Here is what the pros are treated to when they arrive at the complex. Roll up to the launch queue and get handed a hot and fresh chicken biscuit provided by the local Bojangle’s. Move farther down the line and more volunteers show up with bags of ice to go inside coolers. The complex is big—so big in fact that volunteers drive golf carts to shuttle anglers after parking their vehicles back to the launch ramp. Come back in the afternoon and you are treated to ice cream or a cold drink. Goodale says the volunteers want to make sure the anglers stay hydrated during the weigh-in. And whatever else you need, then it will be provided.

The entire effort appears to be pulled off by a well-trained team of volunteers. In fact, they are highly trained for reasons other than volunteering at weigh-ins. In the event of a civil or weather-related incident the volunteers all work through a coordinated effort with the Georgetown County Emergency Management Agency. Joining the volunteers are officials with neighboring Florence County and its EMA.

“We are a small city within a large county,” Goodale explained. “We are really trained to assess, coordinate and respond to emergencies like a hurricane.”

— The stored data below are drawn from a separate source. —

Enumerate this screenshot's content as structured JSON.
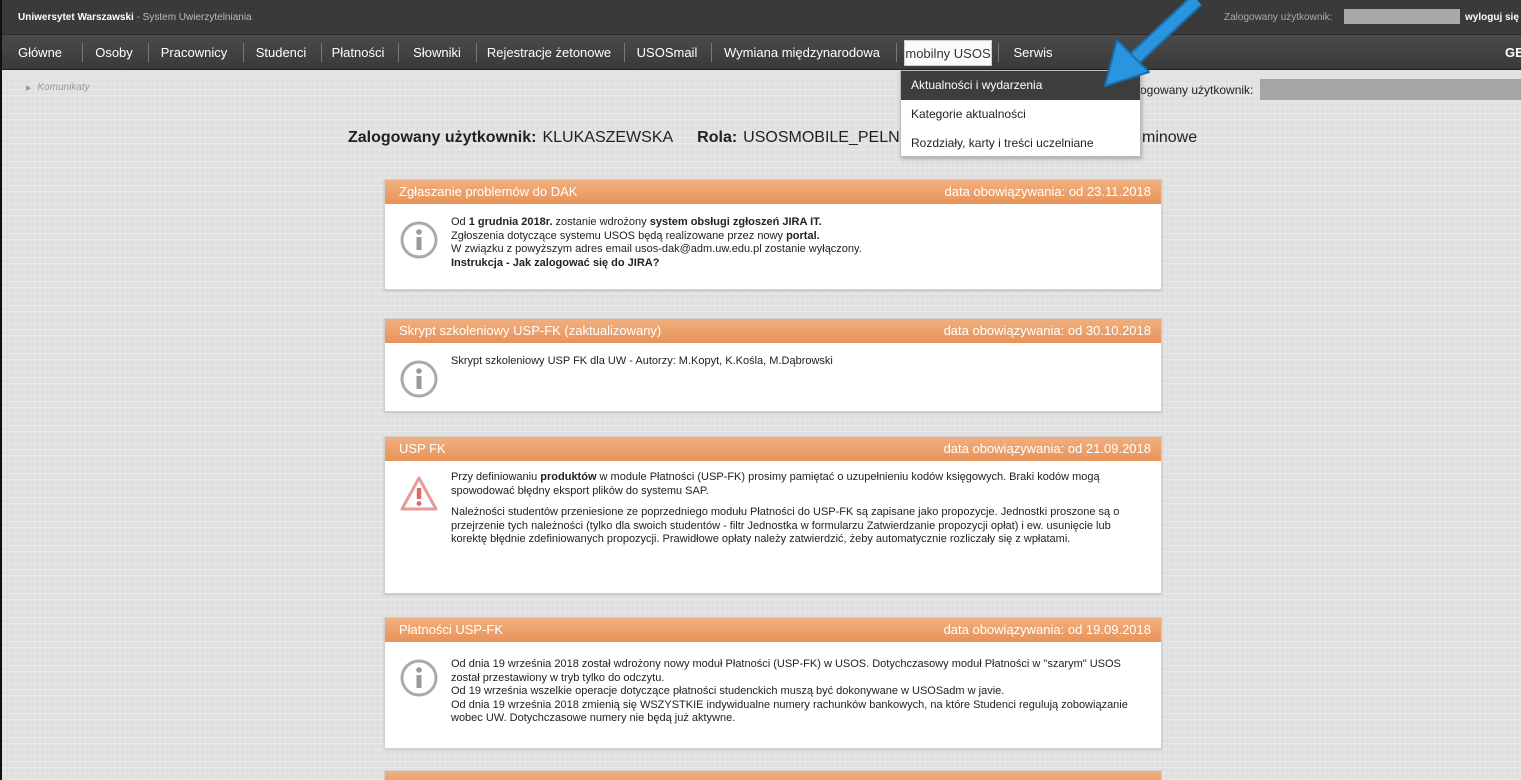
{
  "topbar": {
    "institution": "Uniwersytet Warszawski",
    "system": " - System Uwierzytelniania",
    "logged_label": "Zalogowany użytkownik:",
    "logout": "wyloguj się"
  },
  "nav": {
    "items": [
      "Główne",
      "Osoby",
      "Pracownicy",
      "Studenci",
      "Płatności",
      "Słowniki",
      "Rejestracje żetonowe",
      "USOSmail",
      "Wymiana międzynarodowa",
      "mobilny USOS",
      "Serwis"
    ],
    "right": "GE"
  },
  "breadcrumb": "Komunikaty",
  "right_user_label": "ogowany użytkownik:",
  "heading": {
    "user_label": "Zalogowany użytkownik:",
    "user_value": "KLUKASZEWSKA",
    "role_label": "Rola:",
    "role_value": "USOSMOBILE_PELNA",
    "tail": "minowe"
  },
  "dropdown": {
    "items": [
      "Aktualności i wydarzenia",
      "Kategorie aktualności",
      "Rozdziały, karty i treści uczelniane"
    ]
  },
  "colors": {
    "card_header": "#e8935a",
    "arrow": "#1e8fd8"
  },
  "cards": [
    {
      "title": "Zgłaszanie problemów do DAK",
      "date": "data obowiązywania: od 23.11.2018",
      "icon": "info-icon",
      "l1a": "Od ",
      "l1b": "1 grudnia 2018r.",
      "l1c": " zostanie wdrożony ",
      "l1d": "system obsługi zgłoszeń JIRA IT.",
      "l2a": "Zgłoszenia dotyczące systemu USOS będą realizowane przez nowy ",
      "l2b": "portal.",
      "l3": "W związku z powyższym adres email usos-dak@adm.uw.edu.pl zostanie wyłączony.",
      "l4": "Instrukcja - Jak zalogować się do JIRA?"
    },
    {
      "title": "Skrypt szkoleniowy USP-FK (zaktualizowany)",
      "date": "data obowiązywania: od 30.10.2018",
      "icon": "info-icon",
      "l1": "Skrypt szkoleniowy USP FK dla UW - Autorzy: M.Kopyt, K.Kośla, M.Dąbrowski"
    },
    {
      "title": "USP FK",
      "date": "data obowiązywania: od 21.09.2018",
      "icon": "warning-icon",
      "p1a": "Przy definiowaniu ",
      "p1b": "produktów",
      "p1c": " w module Płatności (USP-FK) prosimy pamiętać o uzupełnieniu kodów księgowych. Braki kodów mogą spowodować błędny eksport plików do systemu SAP.",
      "p2": "Należności studentów przeniesione ze poprzedniego modułu Płatności do USP-FK są zapisane jako propozycje. Jednostki proszone są o przejrzenie tych należności (tylko dla swoich studentów - filtr Jednostka w formularzu Zatwierdzanie propozycji opłat) i ew. usunięcie lub korektę błędnie zdefiniowanych propozycji. Prawidłowe opłaty należy zatwierdzić, żeby automatycznie rozliczały się z wpłatami."
    },
    {
      "title": "Płatności USP-FK",
      "date": "data obowiązywania: od 19.09.2018",
      "icon": "info-icon",
      "l1": "Od dnia 19 września 2018 został wdrożony nowy moduł Płatności (USP-FK) w USOS. Dotychczasowy moduł Płatności w \"szarym\" USOS został przestawiony w tryb tylko do odczytu.",
      "l2": "Od 19 września wszelkie operacje dotyczące płatności studenckich muszą być dokonywane w USOSadm w javie.",
      "l3": "Od dnia 19 września 2018 zmienią się WSZYSTKIE indywidualne numery rachunków bankowych, na które Studenci regulują zobowiązanie wobec UW. Dotychczasowe numery nie będą już aktywne."
    }
  ]
}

Everyone has an assigned job and you never know who it might be lending help. Sel Hemingway, the county administrator, drove a bus loaded with wives and girlfriends for an afternoon of sporting clays at Back Country Quail Club. Most all of the county leadership is involved in the volunteer effort. So is the Sheriff’s office and other public safety agencies.

Even the finest details are a big deal. Flags representing each state and country of the pros are being flown at the complex.

“We continue to think about what small things we can add to make the experience even better for our visiting anglers and their families,” explained Hemingway. “We want everyone to feel welcome.”

Georgetown is an ideal location for tournaments of every size. County leaders envisioned the Carroll Ashmore Campbell Marine Complex after seeing how other communities were expanding their travel and tourism business and marketing plans to include tournaments.

The nearly 20-acre facility has parking for 200 vehicles with boat trailers, a six-lane launch ramp, floating courtesy docks, a dedicated weigh-in and activities area and restrooms.

B.A.S.S. has held five events so far in Georgetown since 2015. Those include two B.A.S.S. Nation Regional Championships, a Carhartt Bassmaster College Series regional tournament and two Bassmaster Elite Series events. 

“We see the benefits as when our fishing is showcased by all these tournaments that anglers will want to come here and fish where the pros did,” said Hemingway.

By week’s end the volunteers will have worked 18-hour days, beginning each day around 4:30 a.m. and ending long after the weigh-in. And by the way, that includes pitching in at the Winyah Bay Heritage Festival occurring simultaneously at the complex. The festival features the South Carolina Duck Calling Championships, retriever trials, and two free concerts.

“It’s what we do and we love to see people come visit us,” added Goodale.

With hospitality like this who wouldn’t love to love them all back.